12. The method of claim 9, wherein the subject is human.

13. The method of claim 9, wherein the administration comprises intravitreal delivery of a pharmaceutical composition that comprises a delivery vehicle and an expression vector that encodes the RAP, derivative of RAP, variant of RAP, or fragment of RAP.

14. The method of claim 13, wherein the expression vector is selected from the group consisting of an adenovirus vector, an adeno-associated virus vector, a herpes simplex virus-based vector, a lentivirus vector, and a plasmid vector.

15. The method of claim 9, wherein the administration of RAP, a derivative of RAP, a variant of RAP, or a fragment of RAP results in increased aqueous outflow of the vitreous humor of the eve.

16. A method of reducing intraocular pressure in an eye of a subject comprising administering a RAP-conjugated agent, a RAP derivative-conjugated agent, a RAP variant-conjugated agent, or a RAP fragment-conjugated agent.

17. The method of claim 16, wherein the agent is a neurotrophic or neuroprotective agent.

18. The method of claim 17, wherein the neurotrophic or neuroprotective agent is selected from the group consisting of brain-derived neurotrophic factor (BDNF), nerve growth factor (NGF), neurotrophin-3/4 (NT-3/4), and ciliary neurotrophic factor (CNTF).

19. The method of claim 16, wherein administering comprises intravitreal injection.

20. (canceled)

21. The method of claim 16, wherein the subject is human.
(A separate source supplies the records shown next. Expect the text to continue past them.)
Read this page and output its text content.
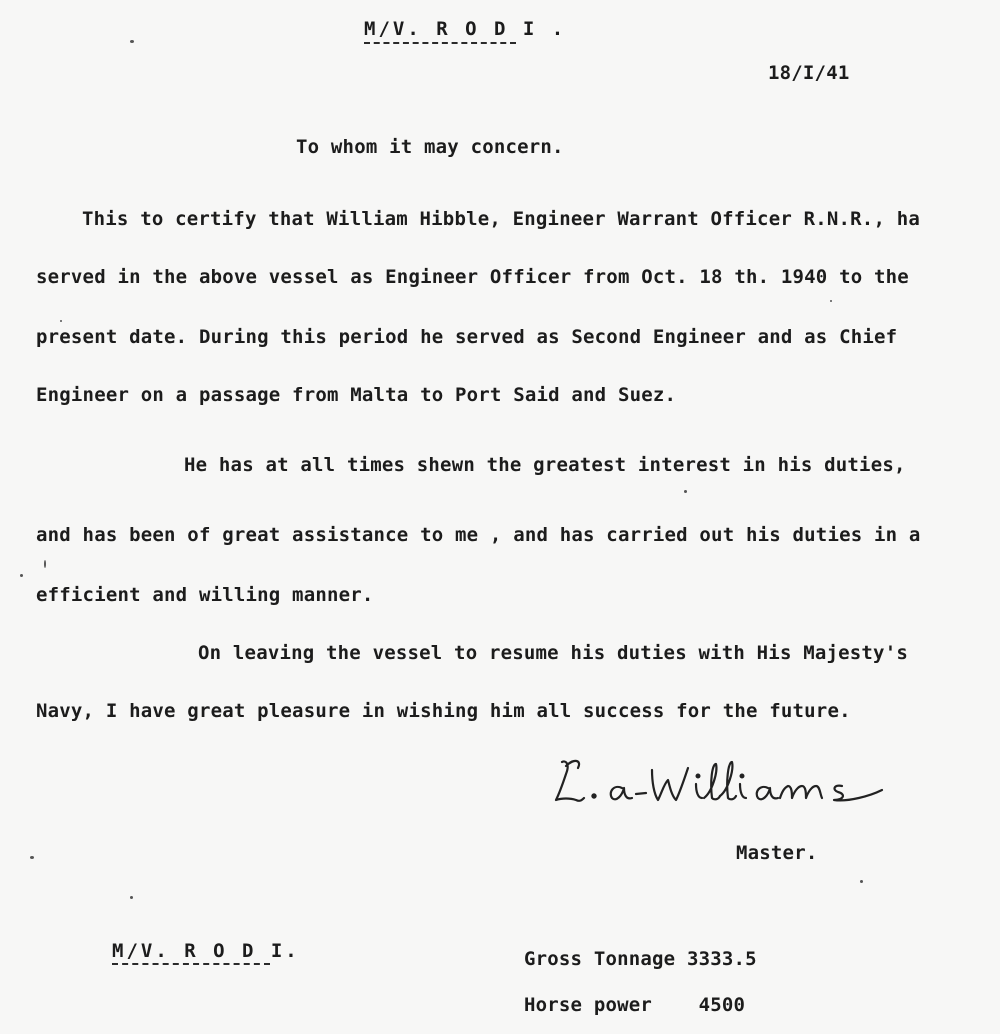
M/V. R O D I .
18/I/41
To whom it may concern.
This to certify that William Hibble, Engineer Warrant Officer R.N.R., ha
served in the above vessel as Engineer Officer from Oct. 18 th. 1940 to the
present date. During this period he served as Second Engineer and as Chief
Engineer on a passage from Malta to Port Said and Suez.
He has at all times shewn the greatest interest in his duties,
and has been of great assistance to me , and has carried out his duties in a
efficient and willing manner.
On leaving the vessel to resume his duties with His Majesty's
Navy, I have great pleasure in wishing him all success for the future.
Master.
M/V. R O D I.	Gross Tonnage 3333.5
Horse power    4500
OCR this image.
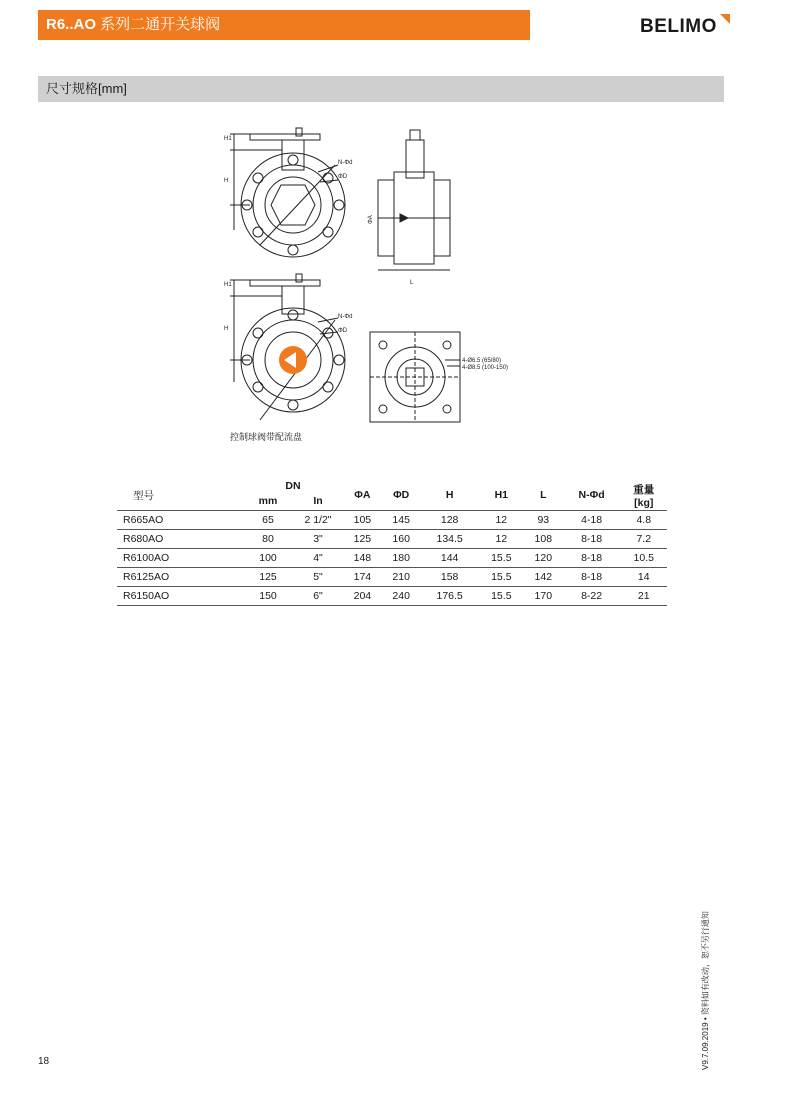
R6..AO 系列二通开关球阀	BELIMO
尺寸规格[mm]
H1
H
N-Φd
ΦD
L
H1
H
N-Φd
ΦD
4-Ø6.5 (65/80)
4-Ø8.5 (100-150)
ΦA
控制球阀带配流盘
型号	DN		ΦA	ΦD	H	H1	L	N-Φd	重量
[kg]
	mm	In							
R665AO	65	2 1/2"	105	145	128	12	93	4-18	4.8
R680AO	80	3"	125	160	134.5	12	108	8-18	7.2
R6100AO	100	4"	148	180	144	15.5	120	8-18	10.5
R6125AO	125	5"	174	210	158	15.5	142	8-18	14
R6150AO	150	6"	204	240	176.5	15.5	170	8-22	21
18	V9.7.09.2019 • 资料如有改动，恕不另行通知
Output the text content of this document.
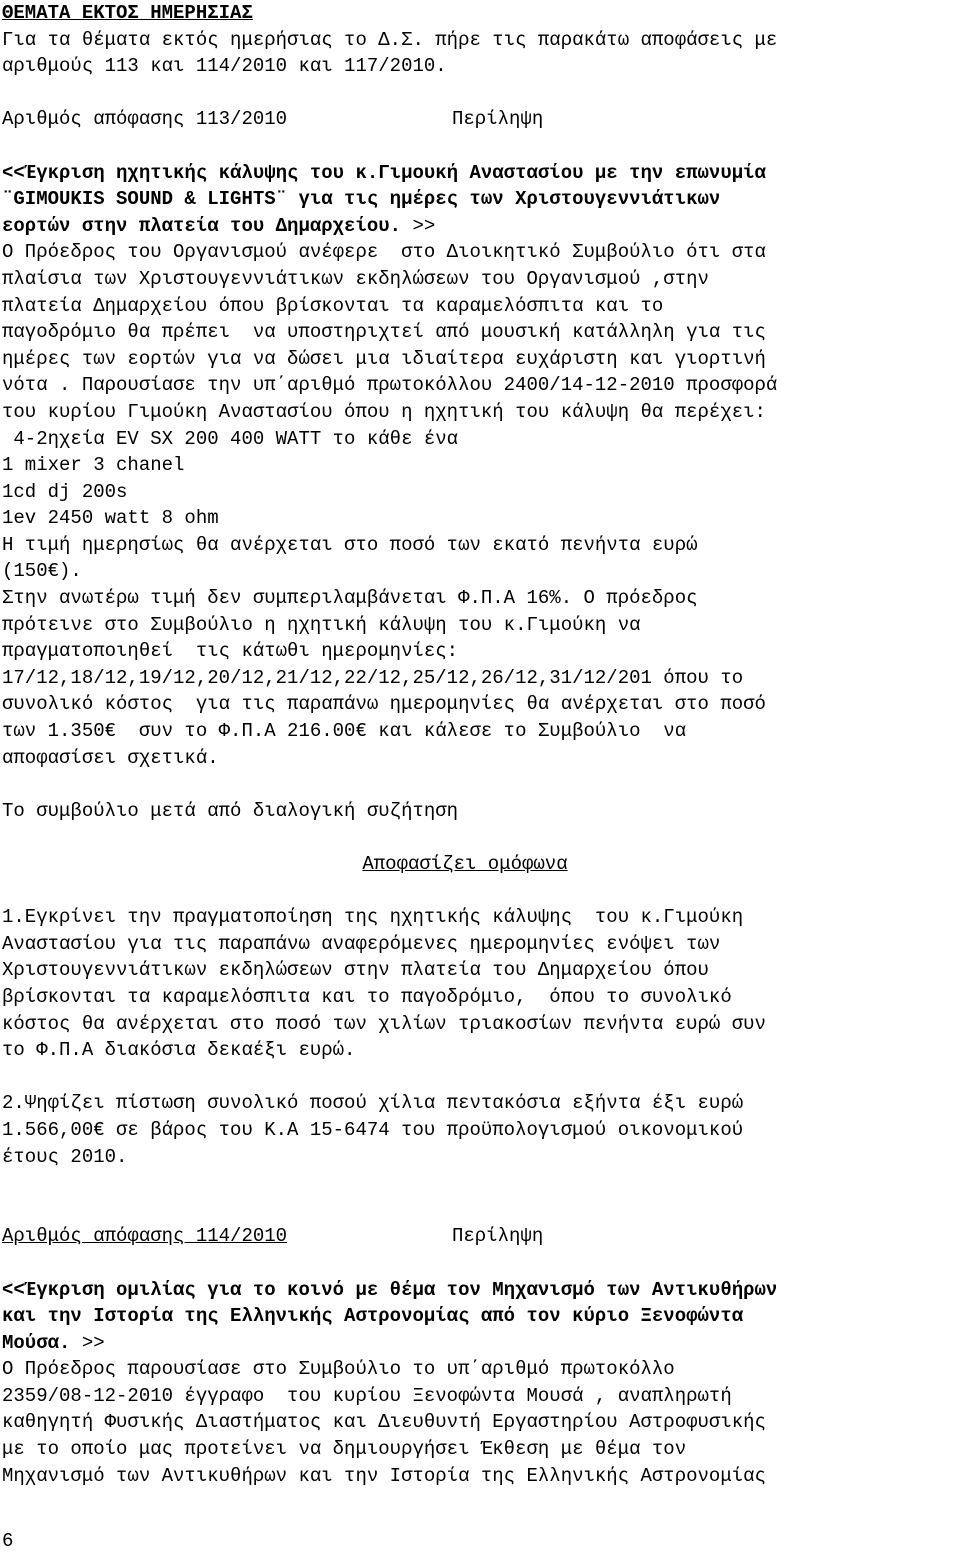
ΘΕΜΑΤΑ ΕΚΤΟΣ ΗΜΕΡΗΣΙΑΣ
Για τα θέματα εκτός ημερήσιας το Δ.Σ. πήρε τις παρακάτω αποφάσεις με
αριθμούς 113 και 114/2010 και 117/2010.
Αριθμός απόφασης 113/2010	Περίληψη
<<Έγκριση ηχητικής κάλυψης του κ.Γιμουκή Αναστασίου με την επωνυμία
¨GIMOUKIS SOUND & LIGHTS¨ για τις ημέρες των Χριστουγεννιάτικων
εορτών στην πλατεία του Δημαρχείου. >>
Ο Πρόεδρος του Οργανισμού ανέφερε  στο Διοικητικό Συμβούλιο ότι στα
πλαίσια των Χριστουγεννιάτικων εκδηλώσεων του Οργανισμού ,στην
πλατεία Δημαρχείου όπου βρίσκονται τα καραμελόσπιτα και το
παγοδρόμιο θα πρέπει  να υποστηριχτεί από μουσική κατάλληλη για τις
ημέρες των εορτών για να δώσει μια ιδιαίτερα ευχάριστη και γιορτινή
νότα . Παρουσίασε την υπ΄αριθμό πρωτοκόλλου 2400/14-12-2010 προσφορά
του κυρίου Γιμούκη Αναστασίου όπου η ηχητική του κάλυψη θα περέχει:
4-2ηχεία EV SX 200 400 WATT το κάθε ένα
1 mixer 3 chanel
1cd dj 200s
1ev 2450 watt 8 ohm
Η τιμή ημερησίως θα ανέρχεται στο ποσό των εκατό πενήντα ευρώ
(150€).
Στην ανωτέρω τιμή δεν συμπεριλαμβάνεται Φ.Π.Α 16%. Ο πρόεδρος
πρότεινε στο Συμβούλιο η ηχητική κάλυψη του κ.Γιμούκη να
πραγματοποιηθεί  τις κάτωθι ημερομηνίες:
17/12,18/12,19/12,20/12,21/12,22/12,25/12,26/12,31/12/201 όπου το
συνολικό κόστος  για τις παραπάνω ημερομηνίες θα ανέρχεται στο ποσό
των 1.350€  συν το Φ.Π.Α 216.00€ και κάλεσε το Συμβούλιο  να
αποφασίσει σχετικά.
Το συμβούλιο μετά από διαλογική συζήτηση
Αποφασίζει ομόφωνα
1.Εγκρίνει την πραγματοποίηση της ηχητικής κάλυψης  του κ.Γιμούκη
Αναστασίου για τις παραπάνω αναφερόμενες ημερομηνίες ενόψει των
Χριστουγεννιάτικων εκδηλώσεων στην πλατεία του Δημαρχείου όπου
βρίσκονται τα καραμελόσπιτα και το παγοδρόμιο,  όπου το συνολικό
κόστος θα ανέρχεται στο ποσό των χιλίων τριακοσίων πενήντα ευρώ συν
το Φ.Π.Α διακόσια δεκαέξι ευρώ.
2.Ψηφίζει πίστωση συνολικό ποσού χίλια πεντακόσια εξήντα έξι ευρώ
1.566,00€ σε βάρος του Κ.Α 15-6474 του προϋπολογισμού οικονομικού
έτους 2010.
Αριθμός απόφασης 114/2010	Περίληψη
<<Έγκριση ομιλίας για το κοινό με θέμα τον Μηχανισμό των Αντικυθήρων
και την Ιστορία της Ελληνικής Αστρονομίας από τον κύριο Ξενοφώντα
Μούσα. >>
Ο Πρόεδρος παρουσίασε στο Συμβούλιο το υπ΄αριθμό πρωτοκόλλο
2359/08-12-2010 έγγραφο  του κυρίου Ξενοφώντα Μουσά , αναπληρωτή
καθηγητή Φυσικής Διαστήματος και Διευθυντή Εργαστηρίου Αστροφυσικής
με το οποίο μας προτείνει να δημιουργήσει Έκθεση με θέμα τον
Μηχανισμό των Αντικυθήρων και την Ιστορία της Ελληνικής Αστρονομίας
6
22. The method of claim 16, wherein the administration comprises intravitreal delivery vector that encodes the RAP-conjugated agent, the RAP derivative-conjugated agent, the RAP variant-conjugated agent, or the RAP fragment-conjugated agent.

23. The method of claim 22, wherein the expression vector is selected from the group consisting of an adenovirus vector, an adeno-associated virus vector, a herpes simplex virus-based vector, a lentivirus vector, and a plasmid vector.

24. The method of claim 16, wherein the administration of the RAP-conjugated agent, RAP derivative-conjugated agent, RAP variant-conjugated agent, or RAP fragment-conjugated agent results in increased aqueous outflow of the vitreous humor of the eye.